Decay behaviour is set by the weight kernel and its scale. KERNELS provides
linear, gaussian, gravity, exponential, logistic, and logarithmic;
max_cost adds a hard travel bound on top of any kernel.
On real geography¶
The same call scales straight to real data. Here every block group in Arlington
County, VA is a demand unit (located at its centroid), with three clinics placed
inside the county.
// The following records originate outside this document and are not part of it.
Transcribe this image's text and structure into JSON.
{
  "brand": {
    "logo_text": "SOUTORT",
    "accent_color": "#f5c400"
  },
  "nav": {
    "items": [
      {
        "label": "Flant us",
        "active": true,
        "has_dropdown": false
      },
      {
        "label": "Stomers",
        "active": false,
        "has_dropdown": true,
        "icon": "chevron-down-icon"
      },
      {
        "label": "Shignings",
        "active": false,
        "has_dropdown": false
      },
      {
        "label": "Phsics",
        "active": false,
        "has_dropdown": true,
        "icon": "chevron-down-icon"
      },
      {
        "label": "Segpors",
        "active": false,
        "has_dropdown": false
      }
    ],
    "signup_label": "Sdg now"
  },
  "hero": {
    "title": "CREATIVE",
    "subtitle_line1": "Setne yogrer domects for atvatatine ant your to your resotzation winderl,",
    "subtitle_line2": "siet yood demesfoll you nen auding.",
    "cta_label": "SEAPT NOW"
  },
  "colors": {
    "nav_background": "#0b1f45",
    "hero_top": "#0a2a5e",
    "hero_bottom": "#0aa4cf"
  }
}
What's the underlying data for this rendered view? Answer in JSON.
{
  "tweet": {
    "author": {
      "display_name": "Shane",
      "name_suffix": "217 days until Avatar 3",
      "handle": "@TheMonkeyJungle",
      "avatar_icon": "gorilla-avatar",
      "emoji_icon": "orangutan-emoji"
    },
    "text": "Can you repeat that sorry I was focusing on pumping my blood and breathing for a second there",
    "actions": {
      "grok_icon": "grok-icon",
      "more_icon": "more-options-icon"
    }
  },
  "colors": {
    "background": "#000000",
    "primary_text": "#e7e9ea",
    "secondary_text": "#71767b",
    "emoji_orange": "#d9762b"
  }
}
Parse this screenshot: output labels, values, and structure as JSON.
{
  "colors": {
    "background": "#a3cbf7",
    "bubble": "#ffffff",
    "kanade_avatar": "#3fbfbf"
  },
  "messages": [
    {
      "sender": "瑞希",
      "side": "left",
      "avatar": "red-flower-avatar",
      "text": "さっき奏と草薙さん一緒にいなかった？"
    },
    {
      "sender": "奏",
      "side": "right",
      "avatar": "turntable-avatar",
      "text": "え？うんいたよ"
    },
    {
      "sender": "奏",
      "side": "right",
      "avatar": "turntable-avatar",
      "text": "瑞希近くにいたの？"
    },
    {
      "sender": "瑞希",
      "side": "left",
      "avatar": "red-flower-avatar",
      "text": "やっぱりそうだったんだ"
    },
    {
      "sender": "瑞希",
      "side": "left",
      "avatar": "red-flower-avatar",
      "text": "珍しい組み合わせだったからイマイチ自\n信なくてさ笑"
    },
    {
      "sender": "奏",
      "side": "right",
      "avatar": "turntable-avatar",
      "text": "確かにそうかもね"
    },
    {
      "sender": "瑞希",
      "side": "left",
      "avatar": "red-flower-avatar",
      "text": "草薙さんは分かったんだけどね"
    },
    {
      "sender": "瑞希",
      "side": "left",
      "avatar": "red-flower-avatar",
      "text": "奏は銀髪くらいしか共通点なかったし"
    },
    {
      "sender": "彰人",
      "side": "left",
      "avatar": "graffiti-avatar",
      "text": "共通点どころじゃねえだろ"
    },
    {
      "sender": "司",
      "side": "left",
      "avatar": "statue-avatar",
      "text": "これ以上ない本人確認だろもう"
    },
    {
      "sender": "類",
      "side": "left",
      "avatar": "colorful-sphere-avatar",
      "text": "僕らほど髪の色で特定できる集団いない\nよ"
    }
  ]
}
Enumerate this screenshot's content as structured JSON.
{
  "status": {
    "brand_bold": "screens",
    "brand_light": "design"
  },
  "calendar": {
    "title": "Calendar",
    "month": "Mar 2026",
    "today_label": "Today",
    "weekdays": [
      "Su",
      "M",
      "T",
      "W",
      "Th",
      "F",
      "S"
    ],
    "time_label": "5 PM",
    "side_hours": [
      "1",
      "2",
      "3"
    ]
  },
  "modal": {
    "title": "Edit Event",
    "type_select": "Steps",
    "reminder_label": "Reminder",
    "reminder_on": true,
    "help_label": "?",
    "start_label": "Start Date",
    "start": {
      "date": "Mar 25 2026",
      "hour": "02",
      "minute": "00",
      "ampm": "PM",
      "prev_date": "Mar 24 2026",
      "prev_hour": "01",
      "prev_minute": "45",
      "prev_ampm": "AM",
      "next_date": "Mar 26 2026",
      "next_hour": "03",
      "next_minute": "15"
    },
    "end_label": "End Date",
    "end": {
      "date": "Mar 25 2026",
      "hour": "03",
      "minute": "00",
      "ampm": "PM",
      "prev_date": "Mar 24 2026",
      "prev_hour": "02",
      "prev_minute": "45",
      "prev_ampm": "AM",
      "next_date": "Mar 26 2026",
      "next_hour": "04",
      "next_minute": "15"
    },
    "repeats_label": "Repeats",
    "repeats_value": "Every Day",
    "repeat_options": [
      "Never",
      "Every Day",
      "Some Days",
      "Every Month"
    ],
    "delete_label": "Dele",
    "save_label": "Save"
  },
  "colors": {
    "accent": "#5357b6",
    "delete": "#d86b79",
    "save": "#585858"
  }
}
The block-group geometries ship with this page as
county_bgs.geojson; we project to UTM 18N so distances are in meters.
import numpy as np
import pandas as pd
import geopandas as gpd
from sdc_catchment import catchment_ratio, euclidean_cost
# Arlington County's 204 block groups (ships with this page), projected to meters.
bgs = gpd.read_file("county_bgs.geojson").to_crs(32618).reset_index(drop=True)
bgs["geoid"] = bgs["geoid"].astype(str)
cent = bgs.geometry.centroid
bg_xy = np.c_[cent.x.values, cent.y.values]
# Each block group is a demand unit with a synthetic population.
rng = np.random.default_rng(0)
consumers = pd.DataFrame({"geoid": bgs["geoid"], "value": rng.integers(500, 2500, len(bgs)).astype(float)})
# Three clinics inside the county (centroids of 3 evenly-spaced block groups).
idx = np.linspace(0, len(bgs) - 1, 3).astype(int)
clinics = pd.DataFrame({"geoid": ["A", "B", "C"], "value": [20.0, 15.0, 30.0]})
cost = euclidean_cost(bg_xy, bg_xy[idx])
access = catchment_ratio(consumers, clinics, cost, weight="gaussian", scale=2000.0, max_cost=8000.0)
beds_per_1000 = (access * 1000).round(3)
print(beds_per_1000.head().to_string())

Each block group is shaded by clinic beds accessible per 1,000 residents; access
falls off with distance from the three clinics (stars). This is the same
catchment_ratio call as above, on 204 real block groups instead of three points.